The value of ENN's "Muyuan Model" extends beyond the company's own profit enhancement, fostering a win-win situation for the region and society. The local biomethane supply to the gas network supplements the urban gas market with stable, clean gas sources, further optimizing gas procurement structures and stabilizing operational costs. Simultaneously, various scattered biomass resources are integrated for intensive utilization, significantly improving comprehensive resource utilization rates and injecting robust momentum into the green transformation and upgrading of the regional energy structure.
Exploring a Replicable Pathway for Agricultural Green Development. ENN's successful practice at Ruzhou Muyuan not only updates the traditional energy consumption model for individual enterprises but also provides a replicable new model for green development along the "resource-energy-end user" chain.
Beyond Muyuan, many enterprises in Henan, such as alcohol and starch producers like Weihui Jiaxin, possess potential for organic waste resource development. Leveraging the pan-energy development concept, ENN tailors solutions based on different enterprises' resource endowments and operational conditions, establishing comprehensive biogas purification and utilization systems. This not only helps companies reduce reliance on fossil fuels but also significantly enhances their energy-related income.
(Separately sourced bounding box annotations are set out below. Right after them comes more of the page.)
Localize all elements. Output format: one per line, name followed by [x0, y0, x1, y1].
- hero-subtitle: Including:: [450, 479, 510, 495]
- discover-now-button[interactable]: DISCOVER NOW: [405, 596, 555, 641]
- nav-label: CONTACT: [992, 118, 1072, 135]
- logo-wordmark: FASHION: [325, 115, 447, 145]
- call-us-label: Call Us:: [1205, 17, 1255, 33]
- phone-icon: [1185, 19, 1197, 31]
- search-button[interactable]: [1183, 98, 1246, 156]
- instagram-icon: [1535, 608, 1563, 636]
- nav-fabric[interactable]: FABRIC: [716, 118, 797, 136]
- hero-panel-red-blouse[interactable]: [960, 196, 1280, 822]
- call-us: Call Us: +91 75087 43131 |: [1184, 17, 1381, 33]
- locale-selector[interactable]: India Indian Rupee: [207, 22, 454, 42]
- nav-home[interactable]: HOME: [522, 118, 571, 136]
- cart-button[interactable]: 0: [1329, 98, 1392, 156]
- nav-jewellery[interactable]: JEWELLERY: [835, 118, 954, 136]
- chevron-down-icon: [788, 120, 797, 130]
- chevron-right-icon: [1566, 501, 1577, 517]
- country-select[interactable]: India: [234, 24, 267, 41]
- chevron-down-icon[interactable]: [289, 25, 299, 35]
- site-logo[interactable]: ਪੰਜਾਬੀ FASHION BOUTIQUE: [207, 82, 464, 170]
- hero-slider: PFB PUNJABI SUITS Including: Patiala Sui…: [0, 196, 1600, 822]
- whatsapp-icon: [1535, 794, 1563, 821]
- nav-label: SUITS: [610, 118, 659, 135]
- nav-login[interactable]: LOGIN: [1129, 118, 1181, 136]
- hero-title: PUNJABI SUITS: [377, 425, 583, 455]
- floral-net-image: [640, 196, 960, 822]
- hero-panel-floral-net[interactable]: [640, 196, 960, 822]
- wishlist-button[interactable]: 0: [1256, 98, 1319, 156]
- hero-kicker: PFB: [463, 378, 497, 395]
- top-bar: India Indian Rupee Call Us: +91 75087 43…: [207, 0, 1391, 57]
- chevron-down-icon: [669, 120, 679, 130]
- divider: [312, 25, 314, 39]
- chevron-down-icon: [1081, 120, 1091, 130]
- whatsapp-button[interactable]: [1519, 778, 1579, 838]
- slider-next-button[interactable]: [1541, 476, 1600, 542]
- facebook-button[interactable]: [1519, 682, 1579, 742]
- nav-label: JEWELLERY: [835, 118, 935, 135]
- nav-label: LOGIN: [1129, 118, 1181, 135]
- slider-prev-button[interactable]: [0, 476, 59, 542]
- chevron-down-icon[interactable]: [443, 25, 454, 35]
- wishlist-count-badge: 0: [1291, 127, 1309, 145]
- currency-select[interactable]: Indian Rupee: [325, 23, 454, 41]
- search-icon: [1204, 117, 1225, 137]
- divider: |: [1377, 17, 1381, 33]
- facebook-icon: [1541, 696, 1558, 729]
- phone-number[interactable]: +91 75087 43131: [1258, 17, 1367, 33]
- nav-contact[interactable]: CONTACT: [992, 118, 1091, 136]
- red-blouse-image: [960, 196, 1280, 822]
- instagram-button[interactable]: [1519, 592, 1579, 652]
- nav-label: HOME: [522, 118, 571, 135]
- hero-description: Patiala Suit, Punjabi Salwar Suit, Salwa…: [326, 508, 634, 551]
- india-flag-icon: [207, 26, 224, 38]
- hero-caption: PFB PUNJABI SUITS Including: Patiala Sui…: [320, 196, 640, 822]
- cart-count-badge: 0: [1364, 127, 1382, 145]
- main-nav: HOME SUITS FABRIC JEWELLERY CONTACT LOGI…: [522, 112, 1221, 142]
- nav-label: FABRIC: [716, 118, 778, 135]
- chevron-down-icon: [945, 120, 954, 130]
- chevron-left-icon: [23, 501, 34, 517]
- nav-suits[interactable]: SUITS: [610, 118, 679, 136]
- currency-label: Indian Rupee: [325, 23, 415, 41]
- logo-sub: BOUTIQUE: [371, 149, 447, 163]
Building on accumulated industrial experience, ENN is accelerating the large-scale promotion and iterative upgrading of this pathway. Centered on integrated energy-carbon solutions, the approach is expanding from animal husbandry to diverse sectors like alcohol and starch production, paper processing, and waste-to-energy, fully tapping into the resource value of organic waste. Projects such as Xinxiang Xing Shouchuang Environment and Luoyang Yichuan Chengfa Waste-to-Energy Plant are already underway, enabling more enterprises to benefit from intelligent and green transformation. By systematically integrating "overlooked energy" into regional energy systems and leveraging digital intelligence to advance agricultural intelligence and green upgrades, ENN is injecting sustainable momentum into the implementation of the "dual carbon" strategy.